With Fast and the Furious 8 due out in cinemas this week, it seems only right that we look back at some of the landmark moments in the proud history of ridiculous stunts. The Fast and the Furious movie franchise is one which has firmly embraced the “more is more” approach to set pieces and stunts and while in its infancy it made do with garish cars racing quickly, it now parachutes them out of planes and drives them from building to building.

Since the early days of cinema though, filmmakers have been going to great lengths to make their action sequences really impress:

Safety Last! (1923) – The clock face  

In this aptly titled silent comedy, star Harold Lloyd was playing an employee climbing the outside of his work’s building as part of a publicity stunt. How did they make this feat look so realistic with 1920s technology? Simple. They actually got the director/star himself to do it for real.

As a result, other than in some of the long shots where a double was used, what you see is Lloyd himself genuinely hanging from the minute hand of a clock, several stories high and with only a single mattress placed just below the camera line to break his fall. It’s a scene that has become one of the indelible images of the silent movie era, and is a stunning reminder of a time when health and safety was more of an abstract concept that a vigorously followed practice.

 

Stagecoach (1939) – The coach chase

Another extremely old school stunt here that is both simultaneously needlessly dangerous and undeniably impressive. In John Ford’s landmark western, former rodeo rider Yakima Canutt plays an Apache warrior seeking to hold up the titular horse-drawn coach. Canutt was tasked with leaping from his horse on to the stallions pulling the stagecoach and then after being “shot” in the back, falling between the charging horses and passing underneath both their legs and the coach itself.

Amazingly, he not only agreed to this in the first place but also somehow lived to tell the tale as well. It was a daring act like set a new benchmark for what movie action sequences could involve.

Ben-Hur (1959) – The chariot race

Yakima Canutt eventually stopped performing these deadly sequences himself and moved behind the camera to become a stunt coordinator instead. Perhaps his finest work in this slightly less dangerous role was the exhilarating chariot race sequence in William Wyler’s biblical epic, Ben-Hur.

Yakima may have stepped away from completing the deadly stunts himself, but he was more than happy for his son Joe to take over the family business. During this fast-paced and hectic race sequence where horses hurtle around a real-life track at breakneck speed, Joe performed a variety of death-defying stunts.

The most notable of which saw him standing in for Charlton Heston and being thrown over the front of his chariot, catching his balance and somehow climbing back in, all while the charging horses careered onwards. It’s fast, its frantic, involved 82 horses, thousands of extras and took over five weeks to shoot.

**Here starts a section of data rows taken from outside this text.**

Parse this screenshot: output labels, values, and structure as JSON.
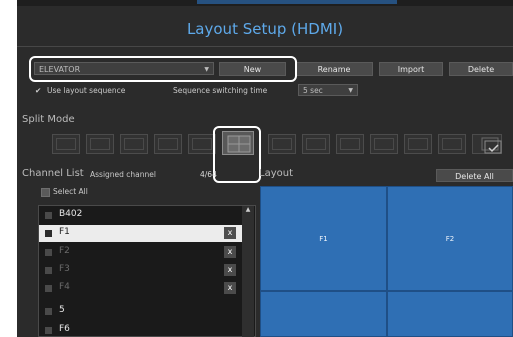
{
  "header": {
    "title": "Layout Setup (HDMI)"
  },
  "toolbar": {
    "layout_value": "ELEVATOR",
    "new_label": "New",
    "rename_label": "Rename",
    "import_label": "Import",
    "delete_label": "Delete"
  },
  "options": {
    "use_layout_sequence": "Use layout sequence",
    "sequence_switching_time": "Sequence switching time",
    "sequence_switching_value": "5 sec"
  },
  "split_mode": {
    "label": "Split Mode"
  },
  "channel_list": {
    "title": "Channel List",
    "assigned_label": "Assigned channel",
    "assigned_value": "4/64",
    "select_all": "Select All",
    "items": [
      {
        "label": "B402",
        "x": false,
        "dim": false
      },
      {
        "label": "F1",
        "x": true,
        "dim": false
      },
      {
        "label": "F2",
        "x": true,
        "dim": true
      },
      {
        "label": "F3",
        "x": true,
        "dim": true
      },
      {
        "label": "F4",
        "x": true,
        "dim": true
      },
      {
        "label": "5",
        "x": false,
        "dim": false
      },
      {
        "label": "F6",
        "x": false,
        "dim": false
      }
    ],
    "remove_symbol": "x"
  },
  "layout_panel": {
    "title": "Layout",
    "delete_all_label": "Delete All",
    "cells": [
      "F1",
      "F2",
      "",
      ""
    ]
  }
}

Ridiculous stunts don’t get much more epic than this.

Raider of the Lost Ark (1981) – the truck chase

In a fitting homage to the classic Stagecoach stunt, stuntman Terry Leonard, under the watchful eye of second-unit director Mickey Moore, performed this incredibly dangerous move in Spielberg’s classic adventure.

In amongst one of cinema’s all-time great chase sequences, Indiana slips underneath a moving truck, works his way to the rear and using his trusty whip to latch on, is then dragged behind the vehicle for some way before making his way back on-board. Terry had tried the stunt before on an earlier film Legend of the Lone Raider, and had badly hurt his legs in the process.

This time though it worked perfectly, and you feel every bump and face full of dust as he miraculously keeps his grip.

Police Story (1985) – The pole slide

It’s no secret that Jackie Chan takes a fairly cavalier approach to personal safety, so including some of his work on this list is basically a foregone conclusion. Chan has broken more bones and caused more insurance headaches than the rest of us put together.

In Police Story, he is fighting some bad guys in a mall and then leaps from a balcony on to a 100 foot pole which he then slides down, smashing through countless electric lights and a pane of glass on his way down. This is definitely one of those stunts that when you watch, it requires you to remind yourself that some nutter actually did it for real.

He was left with second degree burns on his hands, a severely bruised vertebrae and a dislocated pelvis. All in a day’s work for Jackie.

Fast Five (2011) – The bank vault

It wouldn’t be right to compile this list and not include at least one moment of insanity from the Fast and the Furious Franchise given the eighth outings arrives in cinemas this week. The car-heist on a train sequence was great fun, as was the run-in with a tank on a busy highway and every moment of the car chase around a surprisingly quiet central London.

However the most gloriously insane stunt of them all came in Fast Five, where the team drag a huge vault around the streets of central Rio de Janeiro, taking out bad guys, destroying property, and most likely many civilians too, as they go. With over 200 cars wrecked and the laws of physics thrown gleefully out of the window, it’s the perfect over-the-top moment in the movie that rejuvenated a flagging franchise.

It also set a new bar for what big-budget action movies would try to accomplish in the name of blockbuster entertainment.